Римская политика в религиозном законодательстве делала основное различие Если то или другое лицо в своей стране придерживалось своей религии, но не занималось прозелитизмом, то в этом римские государственные люди не находили ничего дурного. Но, если то же самое лицо придерживалось своего культа в Италии, а особенно в Риме, дело круто изменялось; глаза истинного римлянина неприятно поражались видом странных обрядов, и время от времени полиция изгоняла все то, на что римская аристократия смотрела, как на позорные вещи. К тому же иностранные религии привлекали к себе низшую часть населения, и государству ставилось в обязанность не допускать этого. Но всего более обращали внимание на то, чтобы римские граждане и известные лица не покидали религии Рима ради восточных суеверий. Это считалось государственным преступлением. Римляне продолжали считаться основой государства. Человек не был вполне римлянином без римской религии; и для римлянина переход в чужую религию был равносилен измене. Так например, римский гражданин не мог быть посвящен в друидизм. Домициан, желавший приобрести репутацию восстановителя культа латинских богов, не мог упустить такого удобного случая удовлетворения своей страсти к наказаниям.
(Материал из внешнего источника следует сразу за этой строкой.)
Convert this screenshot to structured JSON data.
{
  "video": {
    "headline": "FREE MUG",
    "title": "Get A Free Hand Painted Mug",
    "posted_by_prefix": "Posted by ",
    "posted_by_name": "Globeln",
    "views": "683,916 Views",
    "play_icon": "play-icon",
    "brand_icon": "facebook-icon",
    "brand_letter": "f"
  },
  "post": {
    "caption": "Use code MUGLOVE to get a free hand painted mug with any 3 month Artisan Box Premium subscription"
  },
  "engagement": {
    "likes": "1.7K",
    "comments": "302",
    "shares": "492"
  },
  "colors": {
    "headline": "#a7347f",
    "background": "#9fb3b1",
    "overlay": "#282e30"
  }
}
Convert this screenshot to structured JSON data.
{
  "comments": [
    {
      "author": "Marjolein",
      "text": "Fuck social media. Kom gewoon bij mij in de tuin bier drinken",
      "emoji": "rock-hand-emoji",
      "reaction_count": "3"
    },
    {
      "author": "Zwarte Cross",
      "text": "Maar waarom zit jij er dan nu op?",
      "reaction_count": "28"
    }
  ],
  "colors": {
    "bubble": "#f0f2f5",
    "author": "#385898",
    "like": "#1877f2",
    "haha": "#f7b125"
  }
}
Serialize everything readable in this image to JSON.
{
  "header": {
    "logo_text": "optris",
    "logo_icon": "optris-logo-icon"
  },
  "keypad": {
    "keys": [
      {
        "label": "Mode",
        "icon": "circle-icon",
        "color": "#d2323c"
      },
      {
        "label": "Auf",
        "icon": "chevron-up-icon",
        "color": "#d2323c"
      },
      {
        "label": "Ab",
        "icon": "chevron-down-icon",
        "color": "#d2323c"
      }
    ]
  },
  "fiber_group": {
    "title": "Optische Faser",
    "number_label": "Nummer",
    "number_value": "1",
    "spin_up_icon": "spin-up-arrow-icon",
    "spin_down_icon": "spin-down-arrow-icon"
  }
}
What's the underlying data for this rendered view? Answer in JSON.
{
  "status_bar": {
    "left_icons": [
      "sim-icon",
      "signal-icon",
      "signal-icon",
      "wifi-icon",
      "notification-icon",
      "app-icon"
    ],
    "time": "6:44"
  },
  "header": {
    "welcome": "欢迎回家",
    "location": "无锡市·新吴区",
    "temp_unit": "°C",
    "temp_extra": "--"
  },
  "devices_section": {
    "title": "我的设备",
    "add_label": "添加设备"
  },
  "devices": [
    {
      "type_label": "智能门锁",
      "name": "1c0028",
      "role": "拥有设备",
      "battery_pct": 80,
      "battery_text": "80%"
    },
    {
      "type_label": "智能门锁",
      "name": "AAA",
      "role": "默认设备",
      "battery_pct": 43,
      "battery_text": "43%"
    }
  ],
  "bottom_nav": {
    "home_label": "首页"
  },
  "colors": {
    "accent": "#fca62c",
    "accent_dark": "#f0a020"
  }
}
Нам достоверно известно, что много лиц, принявших еврейские нравы (христиан часто включали в эту категорию), были преданы суду по обвинению в нечестии или атеизме. Как и при Нероне, это было результатом клеветы, исходившей, может быть, от ложных братьев. Одни были приговорены к смерти, другие сосланы или лишены своего имущества. Были случаи вероотступничества. В 95 году Флавий Клеменс был консулом. В последние дни его консульства, Домициан казнил его по самому легкому подозрению, вызванному подлым предательством. Подозрения, конечно, были политического характера, но предлог был религиозный. Клеменс, конечно, выказывал мало усердия в исполнении языческих обрядов, которыми облекались все гражданские дела: возможно, что он воздержался от какой-нибудь церемонии из считавшихся наиболее важными. Этого было достаточно для обвинения его и Флавии Домициллы в нечестии. Клеменса казнили; Флавию Домициллу сослали на остров Пандатарий, бывший местом изгнания Юлии, дочери Августа, Агриппины. жены Германика, Октавии, жены Heрона. За это преступление Домициан поплатился очень дорого. В какой бы степени Домицилла не была христианкой, она осталась римлянкой и считала своей обязанностью отомстить за мужа и спасти детей, судьба которых зависела от капризов сумасбродного чудовища. Из Пандатария она продолжала поддерживать сношения со своими многочисленными рабами и отпущенниками, оставшимися у нее в Риме и, по-видимому, весьма преданными ей. Из всех жертв Домициана известно имя только одной: Флавия Клеменса. Злоба правительства, очевидно, более обрушивалась на римских прозелитов, привлеченных к иудаизму или христианству, чем на евреев и христиан восточного происхождения, поселившихся в Риме. По-видимому, из presbiteri или episcopi церкви никто не претерпел мученичества. Среди христиан никто не был брошен на растерзание зверям в амфитеатре, так как почти все принадлежали к сравнительно высшему классу общества. Рим, как и при Нероне, оказался главным местом насилия; были также притеснения и в провинции. Некоторые из христиан не выдержали и покинули церковь, в которой они нашли на время успокоение души, но где оставаться было для них слишком тяжело. Другие, наоборот, сделались героями благотворительности: тратили свое состояние на прокормление проповедников и надевали на себя оковы, чтобы спасти тех заключенных, которых они считали более важными для церкви, чем они сами.
Девяносто пятый год, конечно, не был таким важным годом для церкви, как 64-й; однако, он все-таки имел свое значение. Произошло как бы второе освящение Рима. На расстоянии тридцати одного года сумасшедший и злейший из людей как бы сговорились разрушить церковь и Иисуса, а в действительности укрепили ее и дали повод апологетам говорить впоследствии в виде доказательства: "Все чудовища нас ненавидят, значит, мы правы".